Weldon is an unincorporated community in Houston County, Texas, United States. According to the Handbook of Texas, the community had a population of 131 in 2000.

==History==
The Weldon area was settled sometime after the Civil War. A post office was established at Weldon in 1869. The community became a lumber town when the Waco, Beaumont, Trinity and Sabine Railway built a track through the settlement in the 1880s. With 150 residents in 1885, the community's businesses consisted of saw and gristmills, a cotton gin, two general stores, a drugstore, and a meat market. It continued to be a successful community in the 1910s and 1920s and by the 1930s, the population grew to 200 and still had several businesses.
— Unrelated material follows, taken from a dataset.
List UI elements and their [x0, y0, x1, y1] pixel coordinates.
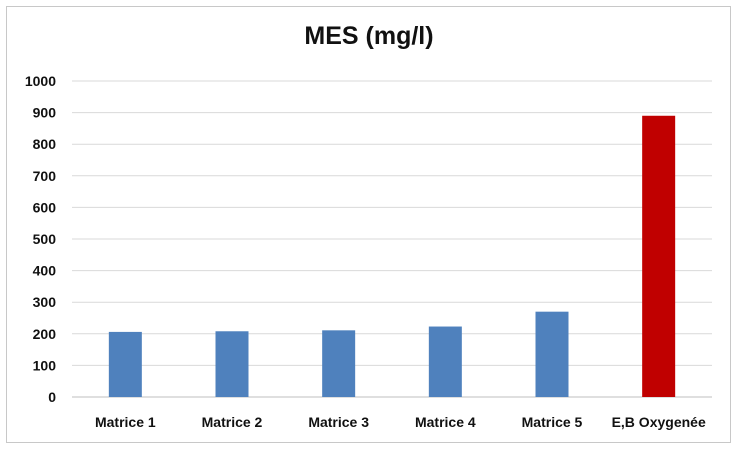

It plunged to 80 by 1950, then grew to 131 from 1990 through 2000.

On May 11, 2021, an EF0 tornado struck Weldon.

The Beaumont and Great Northern Railroad operated an orphan line from Livingston to Weldon.

==Geography==
Weldon is located on Farm to Market Road 230, 21 mi south of Crockett in southern Houston County.

==Education==
The community's first school opened in either the 1870s or 1880s. Weldon is served by the Lovelady Independent School District.
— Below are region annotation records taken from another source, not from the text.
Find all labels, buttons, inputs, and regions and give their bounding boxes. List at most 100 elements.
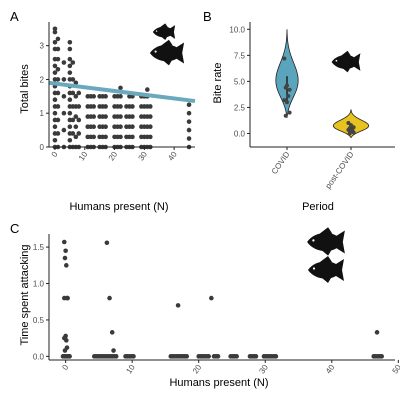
data-point	[55, 104, 61, 109]
data-point	[91, 104, 96, 109]
data-point	[148, 114, 153, 119]
data-point	[287, 87, 292, 92]
data-point	[145, 87, 150, 92]
x-tick-label: 20	[107, 150, 120, 163]
y-tick-label: 0.5	[33, 316, 45, 325]
data-point	[103, 104, 108, 109]
x-ticks-b: COVID post-COVID	[270, 147, 356, 190]
data-point	[61, 110, 67, 116]
x-tick-label: 30	[257, 363, 270, 376]
data-point	[91, 124, 96, 130]
data-point	[70, 60, 76, 65]
data-point	[67, 124, 73, 130]
data-point	[131, 354, 136, 359]
scatter-points-a	[52, 26, 192, 150]
data-point	[65, 295, 70, 301]
y-axis-label-b: Bite rate	[212, 63, 224, 104]
fish-icon	[149, 39, 185, 66]
x-ticks-a: 0 10 20 30 40	[50, 147, 179, 162]
data-point	[67, 97, 73, 103]
data-point	[55, 90, 61, 96]
data-point	[52, 110, 58, 116]
x-axis-label-b: Period	[302, 201, 334, 213]
data-point	[73, 114, 79, 119]
chart-panel-c: 0 10 20 30 40 50 0.0 0.5 1.0 1.5 Humans present …	[19, 227, 400, 389]
y-tick-label: 5.0	[234, 77, 246, 86]
data-point	[70, 77, 76, 82]
data-point	[103, 134, 108, 140]
data-point	[64, 338, 69, 343]
data-point	[282, 56, 287, 61]
data-point	[118, 94, 123, 99]
x-axis-label-c: Humans present (N)	[169, 377, 268, 389]
y-tick-label: 0.0	[234, 129, 246, 138]
data-point	[62, 239, 67, 245]
data-point	[347, 131, 352, 136]
data-point	[148, 104, 153, 109]
panel-label-c: C	[10, 221, 19, 236]
y-ticks-c: 0.0 0.5 1.0 1.5	[33, 243, 49, 361]
x-tick-label: 10	[77, 150, 90, 163]
violin-shape	[275, 29, 299, 118]
data-point	[103, 124, 108, 130]
panel-label-b: B	[203, 9, 212, 24]
data-point	[184, 354, 190, 359]
data-point	[113, 354, 119, 359]
data-point	[52, 70, 58, 75]
x-tick-label: 0	[60, 363, 70, 372]
data-point	[351, 130, 356, 135]
chart-panel-b: COVID post-COVID 0.02.55.07.510.0 Period …	[212, 22, 395, 213]
axes-c	[48, 234, 395, 361]
data-point	[67, 354, 72, 359]
x-tick-label: 40	[166, 150, 179, 163]
data-point	[253, 354, 259, 359]
data-point	[118, 104, 123, 109]
y-tick-label: 0	[40, 143, 45, 152]
data-point	[118, 114, 123, 119]
data-point	[52, 124, 58, 130]
x-tick-label: 40	[324, 363, 337, 376]
data-point	[130, 124, 135, 130]
fish-icon	[331, 50, 361, 73]
data-point	[76, 104, 82, 109]
trend-line	[48, 80, 196, 104]
fish-icon	[152, 23, 176, 41]
data-point	[55, 66, 61, 72]
data-point	[55, 46, 61, 52]
data-point	[234, 354, 239, 359]
data-point	[130, 104, 135, 109]
data-point	[285, 100, 289, 105]
data-point	[186, 136, 192, 141]
y-tick-label: 1.0	[33, 280, 45, 289]
data-point	[148, 124, 153, 130]
data-point	[206, 354, 211, 359]
x-tick-label: 50	[390, 363, 400, 376]
data-point	[61, 60, 67, 65]
data-point	[52, 29, 58, 35]
data-point	[67, 63, 73, 69]
data-point	[91, 114, 96, 119]
data-point	[61, 94, 67, 99]
data-point	[148, 134, 153, 140]
data-point	[52, 137, 58, 143]
data-point	[67, 39, 73, 45]
data-point	[103, 94, 108, 99]
data-point	[91, 94, 96, 99]
data-point	[61, 127, 67, 133]
data-point	[55, 36, 61, 42]
x-tick-label: COVID	[270, 150, 292, 176]
data-point	[111, 348, 116, 353]
x-tick-label: 20	[191, 363, 204, 376]
data-point	[130, 134, 135, 140]
data-point	[76, 90, 82, 96]
y-axis-label-a: Total bites	[19, 64, 31, 114]
panel-label-a: A	[10, 9, 19, 24]
data-point	[186, 127, 192, 133]
data-point	[67, 110, 73, 116]
data-point	[379, 354, 384, 359]
data-point	[118, 124, 123, 130]
data-point	[186, 119, 192, 124]
data-point	[73, 124, 79, 130]
data-point	[70, 90, 76, 96]
y-tick-label: 1	[40, 109, 45, 118]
==USAAF TB-25C Plane Crash==
On July 14, 1945, a USAAF North American TB-25C (trainer variant) suffering apparent engine trouble crashed one mile northwest of Weldon, killing 11 passengers and crew. The airplane exploded into flames upon impact with the ground, scattering wreckage over an area of 400 yards.

==Notable people==
- M. B. Etheredge: awarded the Texas Legislative Medal of Honor for his actions during battle in World War II.
- Quentin P. Smith, airman who served as a B-25 bombardier with the Tuskegee Airmen during World War II.